Hurts, don't it? That'll learn ya. You'll find your gas-powered lawnmower is equally sadistic.
Wrong thinking will be punished. Right thinking will be as quickly rewarded.
Anyway, a guitar pickup works sorta the same way, only instead of creating a magnetic field by passing an electrical current through the primary winding, the magnetic field is already there in the form of a permanently magnetized core. So, now instead of varying the current in the primary to create a varying magnetic field and induce some blood-sucking on the secondary side, we create a varying magnetic field by bouncing the primary winding (the guitar string) around inside a pre-existing magnetic field. The secondary of this goofy transformer is about 5,000 winds of superfine wire. So, we end up with a ratio of 1:5000, give or take a few. Still only produces millivolts, so go ahead and put your tongue on the output if you'd like.
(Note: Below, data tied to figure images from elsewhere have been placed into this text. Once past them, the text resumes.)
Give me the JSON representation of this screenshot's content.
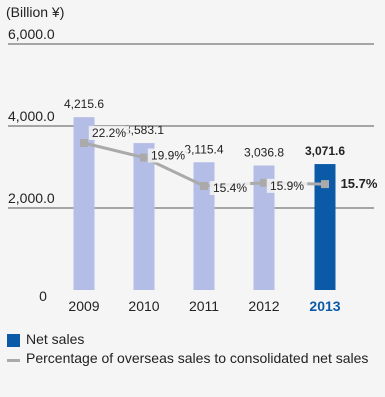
{
  "chart_data": {
    "type": "bar",
    "unit_label": "(Billion ¥)",
    "categories": [
      "2009",
      "2010",
      "2011",
      "2012",
      "2013"
    ],
    "highlight_category": "2013",
    "y_ticks": [
      "6,000.0",
      "4,000.0",
      "2,000.0",
      "0"
    ],
    "ylim": [
      0,
      6000
    ],
    "series": [
      {
        "name": "Net sales",
        "type": "bar",
        "values": [
          4215.6,
          3583.1,
          3115.4,
          3036.8,
          3071.6
        ],
        "labels": [
          "4,215.6",
          "3,583.1",
          "3,115.4",
          "3,036.8",
          "3,071.6"
        ]
      },
      {
        "name": "Percentage of overseas sales to consolidated net sales",
        "type": "line",
        "values": [
          22.2,
          19.9,
          15.4,
          15.9,
          15.7
        ],
        "labels": [
          "22.2%",
          "19.9%",
          "15.4%",
          "15.9%",
          "15.7%"
        ]
      }
    ],
    "colors": {
      "bar": "#b3bde5",
      "bar_highlight": "#0b5aa8",
      "line": "#aaaaaa",
      "highlight_text": "#0b5aa8"
    }
  }
}
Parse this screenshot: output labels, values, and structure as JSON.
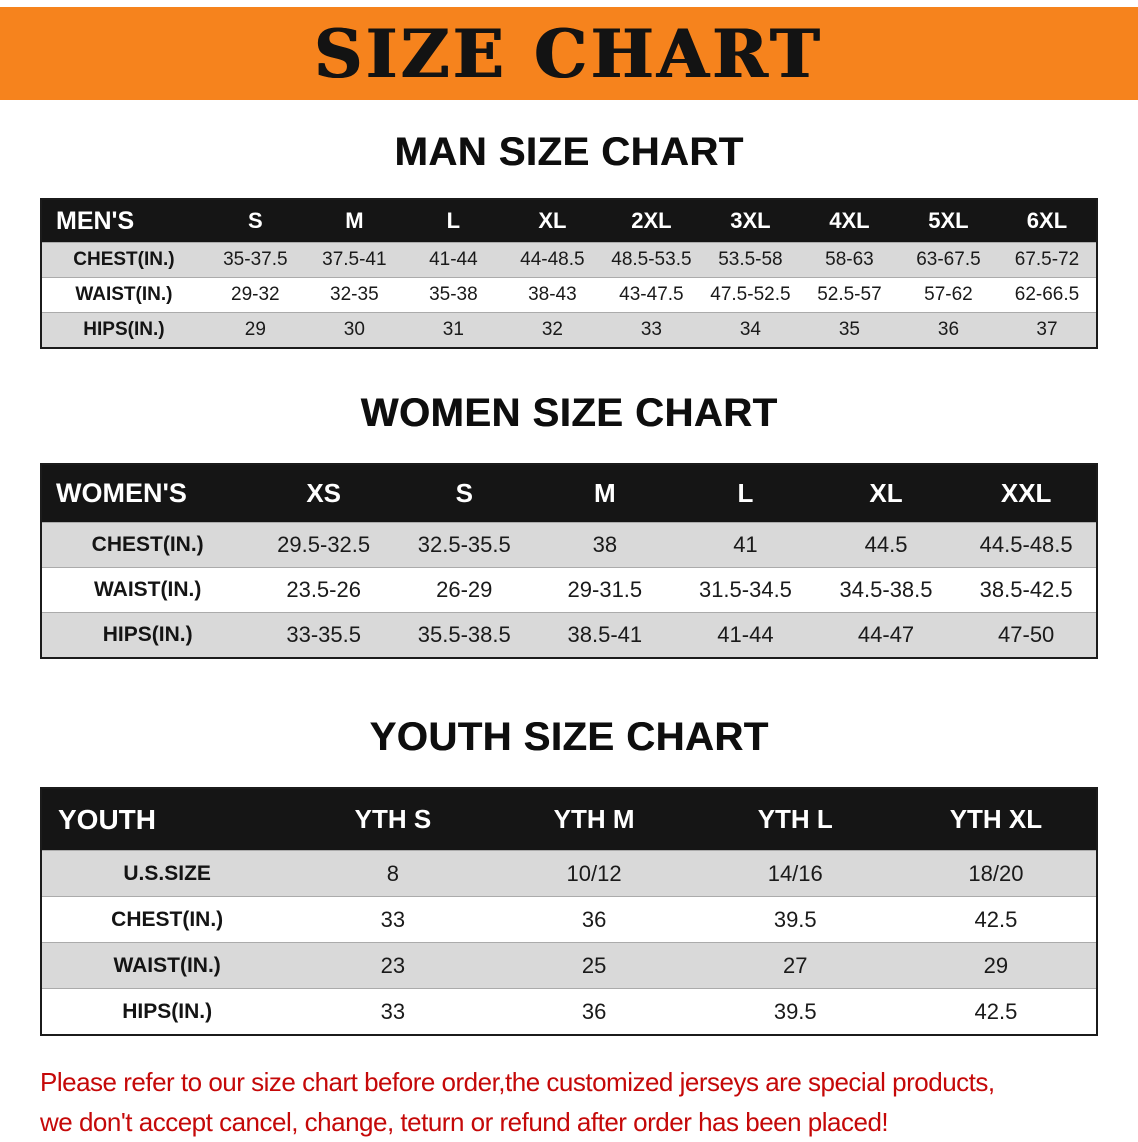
{
  "banner": {
    "title": "SIZE CHART"
  },
  "men": {
    "heading": "MAN SIZE CHART",
    "table": {
      "header": [
        "MEN'S",
        "S",
        "M",
        "L",
        "XL",
        "2XL",
        "3XL",
        "4XL",
        "5XL",
        "6XL"
      ],
      "rows": [
        [
          "CHEST(IN.)",
          "35-37.5",
          "37.5-41",
          "41-44",
          "44-48.5",
          "48.5-53.5",
          "53.5-58",
          "58-63",
          "63-67.5",
          "67.5-72"
        ],
        [
          "WAIST(IN.)",
          "29-32",
          "32-35",
          "35-38",
          "38-43",
          "43-47.5",
          "47.5-52.5",
          "52.5-57",
          "57-62",
          "62-66.5"
        ],
        [
          "HIPS(IN.)",
          "29",
          "30",
          "31",
          "32",
          "33",
          "34",
          "35",
          "36",
          "37"
        ]
      ]
    }
  },
  "women": {
    "heading": "WOMEN SIZE CHART",
    "table": {
      "header": [
        "WOMEN'S",
        "XS",
        "S",
        "M",
        "L",
        "XL",
        "XXL"
      ],
      "rows": [
        [
          "CHEST(IN.)",
          "29.5-32.5",
          "32.5-35.5",
          "38",
          "41",
          "44.5",
          "44.5-48.5"
        ],
        [
          "WAIST(IN.)",
          "23.5-26",
          "26-29",
          "29-31.5",
          "31.5-34.5",
          "34.5-38.5",
          "38.5-42.5"
        ],
        [
          "HIPS(IN.)",
          "33-35.5",
          "35.5-38.5",
          "38.5-41",
          "41-44",
          "44-47",
          "47-50"
        ]
      ]
    }
  },
  "youth": {
    "heading": "YOUTH SIZE CHART",
    "table": {
      "header": [
        "YOUTH",
        "YTH S",
        "YTH M",
        "YTH L",
        "YTH XL"
      ],
      "rows": [
        [
          "U.S.SIZE",
          "8",
          "10/12",
          "14/16",
          "18/20"
        ],
        [
          "CHEST(IN.)",
          "33",
          "36",
          "39.5",
          "42.5"
        ],
        [
          "WAIST(IN.)",
          "23",
          "25",
          "27",
          "29"
        ],
        [
          "HIPS(IN.)",
          "33",
          "36",
          "39.5",
          "42.5"
        ]
      ]
    }
  },
  "disclaimer": {
    "line1": "Please refer to our size chart before order,the customized jerseys are special products,",
    "line2": "we don't accept cancel, change, teturn or refund after order has been placed!"
  },
  "colors": {
    "banner_bg": "#f6831d",
    "header_bg": "#151515",
    "row_alt": "#d9d9d9",
    "disclaimer_red": "#c50808"
  }
}
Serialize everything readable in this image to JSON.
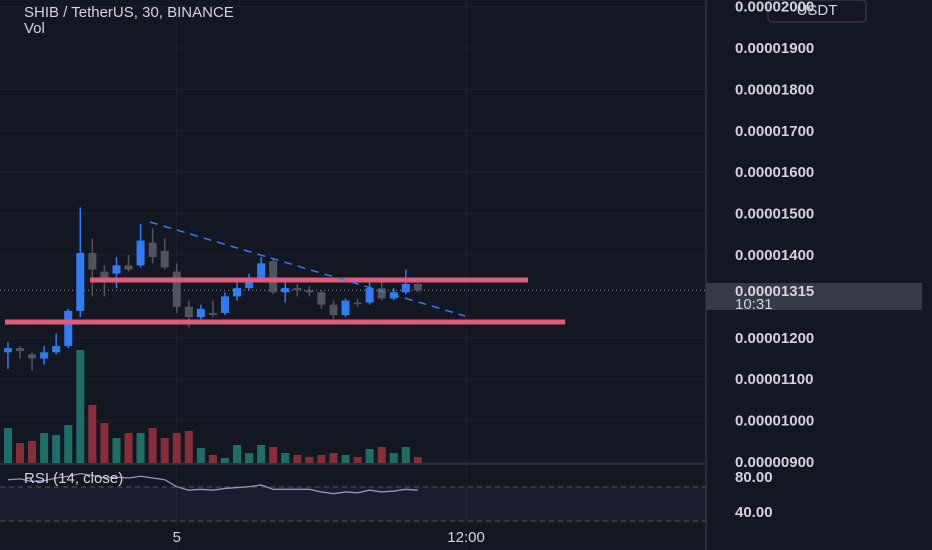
{
  "chart_data": {
    "type": "candlestick",
    "title": "SHIB / TetherUS, 30, BINANCE",
    "volume_label": "Vol",
    "currency_button": "USDT",
    "up_color": "#2f7cf6",
    "down_color": "#50545e",
    "volume_up_color": "#1d6f66",
    "volume_down_color": "#8a2d3a",
    "ylim": [
      9e-06,
      2.016e-05
    ],
    "yticks": [
      {
        "value": 2e-05,
        "label": "0.00002000"
      },
      {
        "value": 1.9e-05,
        "label": "0.00001900"
      },
      {
        "value": 1.8e-05,
        "label": "0.00001800"
      },
      {
        "value": 1.7e-05,
        "label": "0.00001700"
      },
      {
        "value": 1.6e-05,
        "label": "0.00001600"
      },
      {
        "value": 1.5e-05,
        "label": "0.00001500"
      },
      {
        "value": 1.4e-05,
        "label": "0.00001400"
      },
      {
        "value": 1.2e-05,
        "label": "0.00001200"
      },
      {
        "value": 1.1e-05,
        "label": "0.00001100"
      },
      {
        "value": 1e-05,
        "label": "0.00001000"
      },
      {
        "value": 9e-06,
        "label": "0.00000900"
      }
    ],
    "xlim": [
      -0.66,
      57.9
    ],
    "xticks": [
      {
        "value": 14,
        "label": "5"
      },
      {
        "value": 38,
        "label": "12:00"
      }
    ],
    "last_price": {
      "value": 1.315e-05,
      "label": "0.00001315"
    },
    "countdown": "10:31",
    "open": [
      1.165e-05,
      1.175e-05,
      1.16e-05,
      1.15e-05,
      1.165e-05,
      1.18e-05,
      1.265e-05,
      1.405e-05,
      1.36e-05,
      1.355e-05,
      1.375e-05,
      1.375e-05,
      1.43e-05,
      1.41e-05,
      1.36e-05,
      1.275e-05,
      1.25e-05,
      1.26e-05,
      1.26e-05,
      1.3e-05,
      1.32e-05,
      1.345e-05,
      1.385e-05,
      1.31e-05,
      1.32e-05,
      1.315e-05,
      1.31e-05,
      1.28e-05,
      1.255e-05,
      1.285e-05,
      1.285e-05,
      1.32e-05,
      1.295e-05,
      1.31e-05,
      1.33e-05
    ],
    "high": [
      1.19e-05,
      1.18e-05,
      1.165e-05,
      1.18e-05,
      1.21e-05,
      1.27e-05,
      1.515e-05,
      1.44e-05,
      1.375e-05,
      1.395e-05,
      1.4e-05,
      1.475e-05,
      1.465e-05,
      1.44e-05,
      1.38e-05,
      1.29e-05,
      1.28e-05,
      1.29e-05,
      1.31e-05,
      1.34e-05,
      1.355e-05,
      1.395e-05,
      1.39e-05,
      1.335e-05,
      1.33e-05,
      1.325e-05,
      1.315e-05,
      1.29e-05,
      1.295e-05,
      1.295e-05,
      1.34e-05,
      1.335e-05,
      1.32e-05,
      1.365e-05,
      1.345e-05
    ],
    "low": [
      1.125e-05,
      1.15e-05,
      1.12e-05,
      1.135e-05,
      1.16e-05,
      1.175e-05,
      1.25e-05,
      1.3e-05,
      1.3e-05,
      1.32e-05,
      1.36e-05,
      1.37e-05,
      1.38e-05,
      1.365e-05,
      1.26e-05,
      1.225e-05,
      1.245e-05,
      1.25e-05,
      1.255e-05,
      1.29e-05,
      1.315e-05,
      1.34e-05,
      1.305e-05,
      1.285e-05,
      1.3e-05,
      1.3e-05,
      1.27e-05,
      1.245e-05,
      1.25e-05,
      1.275e-05,
      1.28e-05,
      1.29e-05,
      1.29e-05,
      1.305e-05,
      1.31e-05
    ],
    "close": [
      1.175e-05,
      1.168e-05,
      1.15e-05,
      1.165e-05,
      1.18e-05,
      1.265e-05,
      1.405e-05,
      1.365e-05,
      1.345e-05,
      1.375e-05,
      1.365e-05,
      1.435e-05,
      1.395e-05,
      1.37e-05,
      1.275e-05,
      1.25e-05,
      1.27e-05,
      1.255e-05,
      1.3e-05,
      1.32e-05,
      1.345e-05,
      1.38e-05,
      1.31e-05,
      1.32e-05,
      1.315e-05,
      1.31e-05,
      1.28e-05,
      1.255e-05,
      1.29e-05,
      1.285e-05,
      1.32e-05,
      1.295e-05,
      1.31e-05,
      1.33e-05,
      1.315e-05
    ],
    "volume": {
      "ylim": [
        0,
        150
      ],
      "values": [
        35,
        20,
        22,
        30,
        28,
        38,
        113,
        58,
        40,
        25,
        30,
        30,
        35,
        25,
        30,
        32,
        15,
        8,
        5,
        18,
        10,
        18,
        16,
        10,
        8,
        6,
        8,
        10,
        8,
        6,
        14,
        16,
        10,
        16,
        6
      ]
    },
    "rsi": {
      "label": "RSI (14, close)",
      "color": "#a08cc8",
      "ylim": [
        9,
        93.7
      ],
      "yticks": [
        {
          "value": 80,
          "label": "80.00"
        },
        {
          "value": 40,
          "label": "40.00"
        }
      ],
      "values": [
        78,
        79,
        76,
        77,
        80,
        82,
        85,
        83,
        80,
        81,
        80,
        82,
        80,
        78,
        70,
        66,
        67,
        66,
        68,
        69,
        70,
        72,
        67,
        67,
        67,
        67,
        64,
        62,
        64,
        63,
        66,
        64,
        65,
        67,
        66
      ]
    }
  }
}
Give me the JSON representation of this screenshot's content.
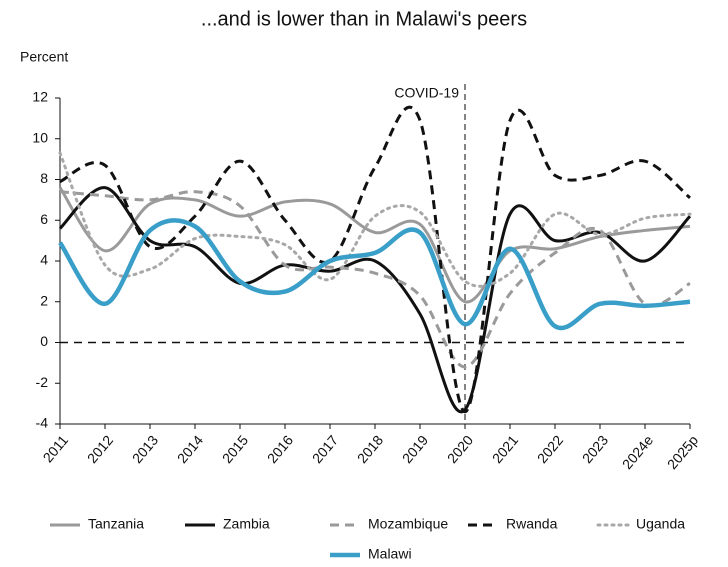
{
  "chart_data": {
    "type": "line",
    "title": "...and is lower than in Malawi's peers",
    "y_label": "Percent",
    "categories": [
      "2011",
      "2012",
      "2013",
      "2014",
      "2015",
      "2016",
      "2017",
      "2018",
      "2019",
      "2020",
      "2021",
      "2022",
      "2023",
      "2024e",
      "2025p"
    ],
    "ylim": [
      -4,
      12
    ],
    "yticks": [
      -4,
      -2,
      0,
      2,
      4,
      6,
      8,
      10,
      12
    ],
    "zero_line": true,
    "annotation": {
      "text": "COVID-19",
      "x": "2020"
    },
    "series": [
      {
        "name": "Tanzania",
        "color": "#9a9a9a",
        "line_style": "solid",
        "line_width": 3,
        "values": [
          7.6,
          4.5,
          6.8,
          7.0,
          6.2,
          6.9,
          6.8,
          5.4,
          5.8,
          2.0,
          4.5,
          4.6,
          5.2,
          5.5,
          5.7
        ]
      },
      {
        "name": "Zambia",
        "color": "#111111",
        "line_style": "solid",
        "line_width": 3,
        "values": [
          5.6,
          7.6,
          5.0,
          4.7,
          2.9,
          3.8,
          3.5,
          4.0,
          1.4,
          -3.3,
          6.3,
          5.0,
          5.4,
          4.0,
          6.2
        ]
      },
      {
        "name": "Mozambique",
        "color": "#9a9a9a",
        "line_style": "dashed",
        "line_width": 3,
        "values": [
          7.4,
          7.2,
          7.0,
          7.4,
          6.7,
          3.8,
          3.7,
          3.4,
          2.3,
          -1.2,
          2.4,
          4.4,
          5.5,
          1.9,
          2.9
        ]
      },
      {
        "name": "Rwanda",
        "color": "#111111",
        "line_style": "dashed",
        "line_width": 3,
        "values": [
          7.9,
          8.7,
          4.7,
          6.2,
          8.9,
          6.0,
          4.0,
          8.6,
          10.9,
          -3.4,
          10.9,
          8.2,
          8.2,
          8.9,
          7.1
        ]
      },
      {
        "name": "Uganda",
        "color": "#a8a8a8",
        "line_style": "dotted",
        "line_width": 3,
        "values": [
          9.3,
          3.8,
          3.6,
          5.1,
          5.2,
          4.8,
          3.1,
          6.2,
          6.4,
          3.0,
          3.4,
          6.3,
          5.3,
          6.1,
          6.3
        ]
      },
      {
        "name": "Malawi",
        "color": "#3a9fc8",
        "line_style": "solid",
        "line_width": 4.5,
        "values": [
          4.9,
          1.9,
          5.5,
          5.7,
          3.0,
          2.5,
          4.0,
          4.4,
          5.4,
          0.9,
          4.6,
          0.8,
          1.9,
          1.8,
          2.0
        ]
      }
    ]
  }
}
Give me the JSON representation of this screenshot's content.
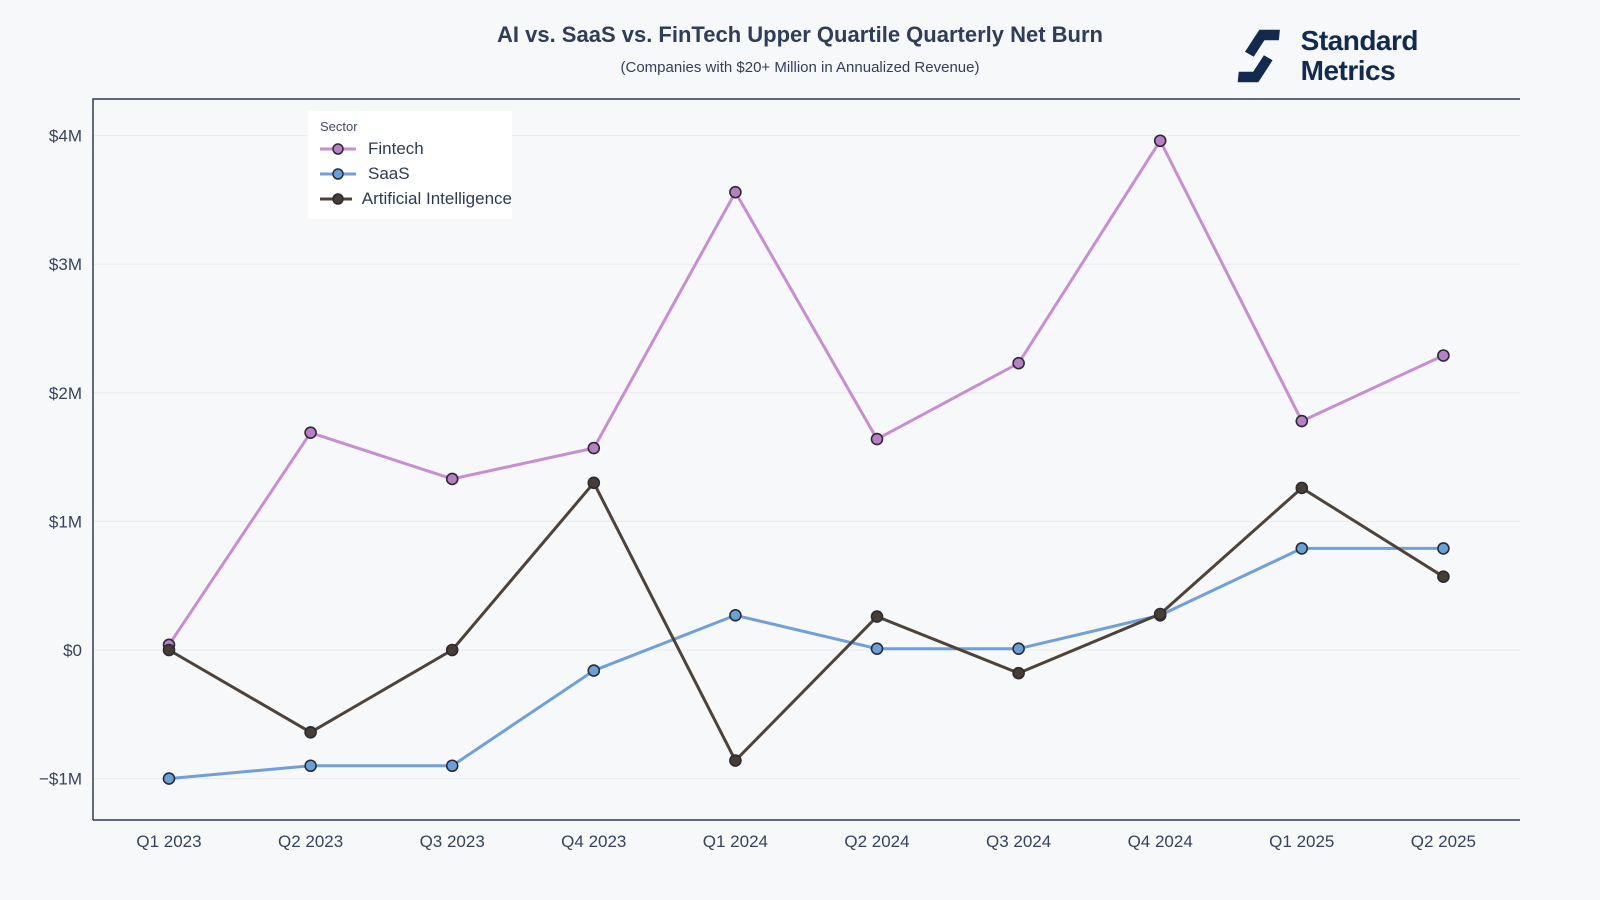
{
  "brand": {
    "line1": "Standard",
    "line2": "Metrics",
    "color": "#132a4f"
  },
  "chart_data": {
    "type": "line",
    "title": "AI vs. SaaS vs. FinTech Upper Quartile Quarterly Net Burn",
    "subtitle": "(Companies with $20+ Million in Annualized Revenue)",
    "legend_title": "Sector",
    "legend_position": "top-left",
    "grid": "horizontal",
    "unit": "millions USD",
    "ylim": [
      -1.32,
      4.29
    ],
    "x_categories": [
      "Q1 2023",
      "Q2 2023",
      "Q3 2023",
      "Q4 2023",
      "Q1 2024",
      "Q2 2024",
      "Q3 2024",
      "Q4 2024",
      "Q1 2025",
      "Q2 2025"
    ],
    "y_ticks": [
      {
        "value": 4,
        "label": "$4M"
      },
      {
        "value": 3,
        "label": "$3M"
      },
      {
        "value": 2,
        "label": "$2M"
      },
      {
        "value": 1,
        "label": "$1M"
      },
      {
        "value": 0,
        "label": "$0"
      },
      {
        "value": -1,
        "label": "−$1M"
      }
    ],
    "series": [
      {
        "name": "Fintech",
        "line_color": "#c78fd2",
        "marker_color": "#b77fc6",
        "values": [
          0.04,
          1.69,
          1.33,
          1.57,
          3.56,
          1.64,
          2.23,
          3.96,
          1.78,
          2.29
        ]
      },
      {
        "name": "SaaS",
        "line_color": "#6fa1d8",
        "marker_color": "#66a1da",
        "values": [
          -1.0,
          -0.9,
          -0.9,
          -0.16,
          0.27,
          0.01,
          0.01,
          0.27,
          0.79,
          0.79
        ]
      },
      {
        "name": "Artificial Intelligence",
        "line_color": "#4d4339",
        "marker_color": "#463d35",
        "values": [
          0.0,
          -0.64,
          0.0,
          1.3,
          -0.86,
          0.26,
          -0.18,
          0.28,
          1.26,
          0.57
        ]
      }
    ],
    "colors": {
      "axis_frame": "#2c3a54",
      "grid_line": "#e9ebed",
      "background": "#f7f8f9",
      "marker_outline": "#2d2a33"
    }
  }
}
No lessons to be learned there.
I said all that so I could say this: sometimes you're the windshield, and sometimes you're the bug.
Wait... that's not it.
Oh, yeah. The magnetic field set up in a guitar pickup's core is fairly broad relative to its height. So, pole spacing isn't as important as you might imagine. I mean, there are limits, but F spacing vs. "regular" (as in
Seth Lover's PAF design) is more of a cosmetic thing than anything else.